Namun pertengkaran itu selalu selesai dengan sangat mudah. Sejujurnya, saya ingin sekali dia mengetahui penyebab datangnya amarah pada diri saya itu.

Akhirnya, saya memutuskan untuk mengikuti ‘permainan’-nya. Saya juga mulai menjauhinya, menghindarinya. Saya hanya ingin dia sadari bahwa saya menginginkannya kembali. Tapi bukannya sadar, dia malah makin menjadi. Tidak ada kesedihan, penyesalan, kerinduan, dan rasa bersalah di wajahnya ketika menatap saya. Saya tidak mengerti, dia tidak sadar, atau pura-pura tidak sadar?

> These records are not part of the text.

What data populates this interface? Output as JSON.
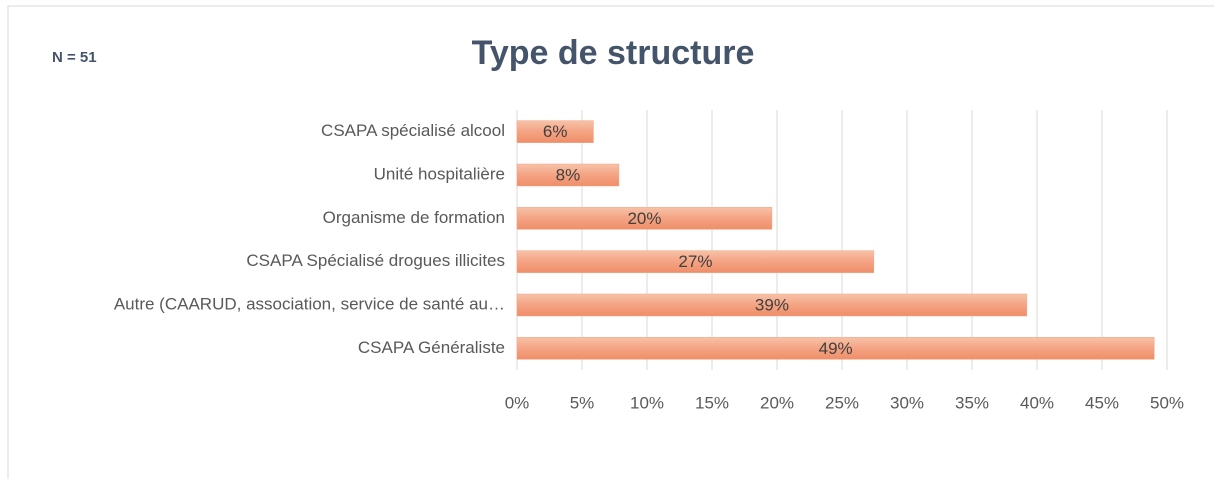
{
  "chart_data": {
    "type": "barh",
    "title": "Type de structure",
    "annotation": "N = 51",
    "categories": [
      "CSAPA spécialisé alcool",
      "Unité hospitalière",
      "Organisme de formation",
      "CSAPA Spécialisé drogues illicites",
      "Autre (CAARUD, association, service de santé au…",
      "CSAPA Généraliste"
    ],
    "values": [
      5.88,
      7.84,
      19.61,
      27.45,
      39.22,
      49.02
    ],
    "value_labels": [
      "6%",
      "8%",
      "20%",
      "27%",
      "39%",
      "49%"
    ],
    "color": "#f4a383",
    "xlim": [
      0,
      50
    ],
    "xticks": [
      {
        "value": 0,
        "label": "0%"
      },
      {
        "value": 5,
        "label": "5%"
      },
      {
        "value": 10,
        "label": "10%"
      },
      {
        "value": 15,
        "label": "15%"
      },
      {
        "value": 20,
        "label": "20%"
      },
      {
        "value": 25,
        "label": "25%"
      },
      {
        "value": 30,
        "label": "30%"
      },
      {
        "value": 35,
        "label": "35%"
      },
      {
        "value": 40,
        "label": "40%"
      },
      {
        "value": 45,
        "label": "45%"
      },
      {
        "value": 50,
        "label": "50%"
      }
    ],
    "grid": true
  }
}
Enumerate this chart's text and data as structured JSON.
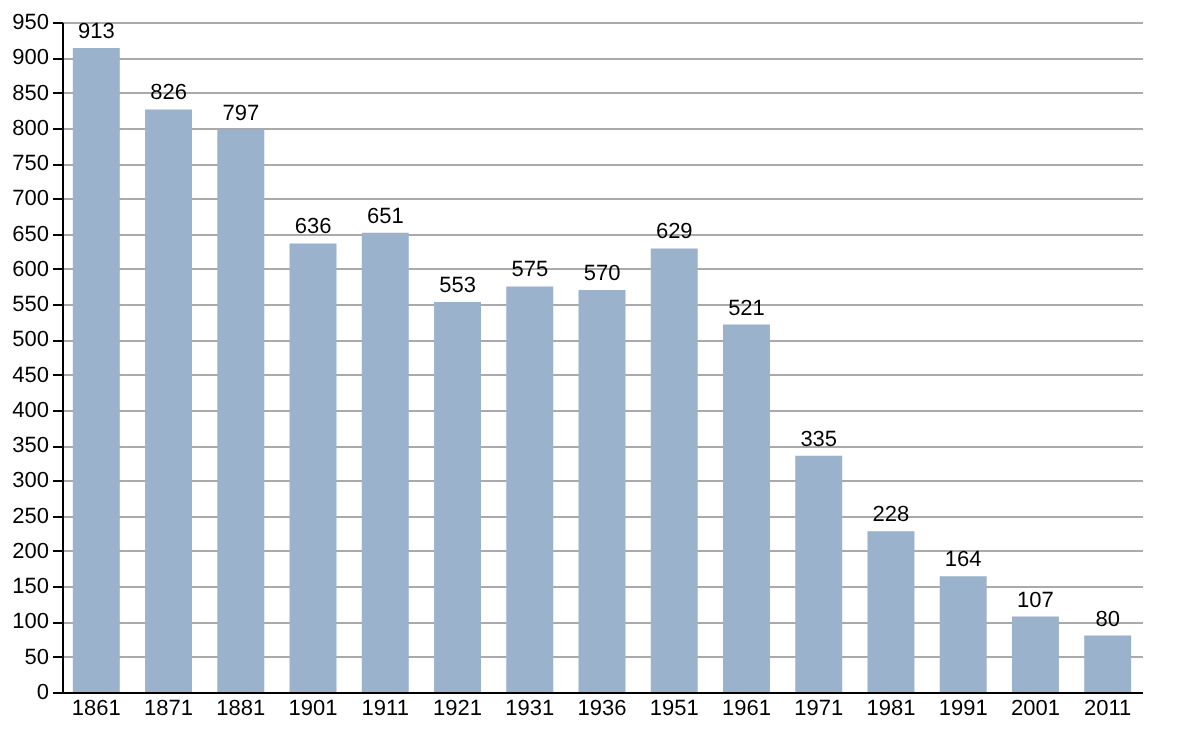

Saya ingin dia menjawab telepon dari saya.
Saya ingin dia membalas sms dari saya.
Saya ingin dia berjalan berdampingan dengan saya lagi, bukan dengan ‘orang itu’.
Lebih dari itu, saya ingin dia tau bahwa saya menyayanginya.

Wah, topik pembicaraannya jadi melenceng ^^ maaf... tapi, saya merasa harus bertindak. Saya rasa dia juga harus menjelaskan apa alasannya mengacuhkan saya. Saya ingin tau apa kesalahan saya padanya.

Kalaupun persahabatan ini memang harus berakhir, biarkan saya mengetahui keburukan-keburukan saya yang dibencinya. Biarkan saya memperbaiki diri. Dan paling penting, biarkan saya menemukan seseorang yang baru, walaupun itu akan sangat sulit bagi saya.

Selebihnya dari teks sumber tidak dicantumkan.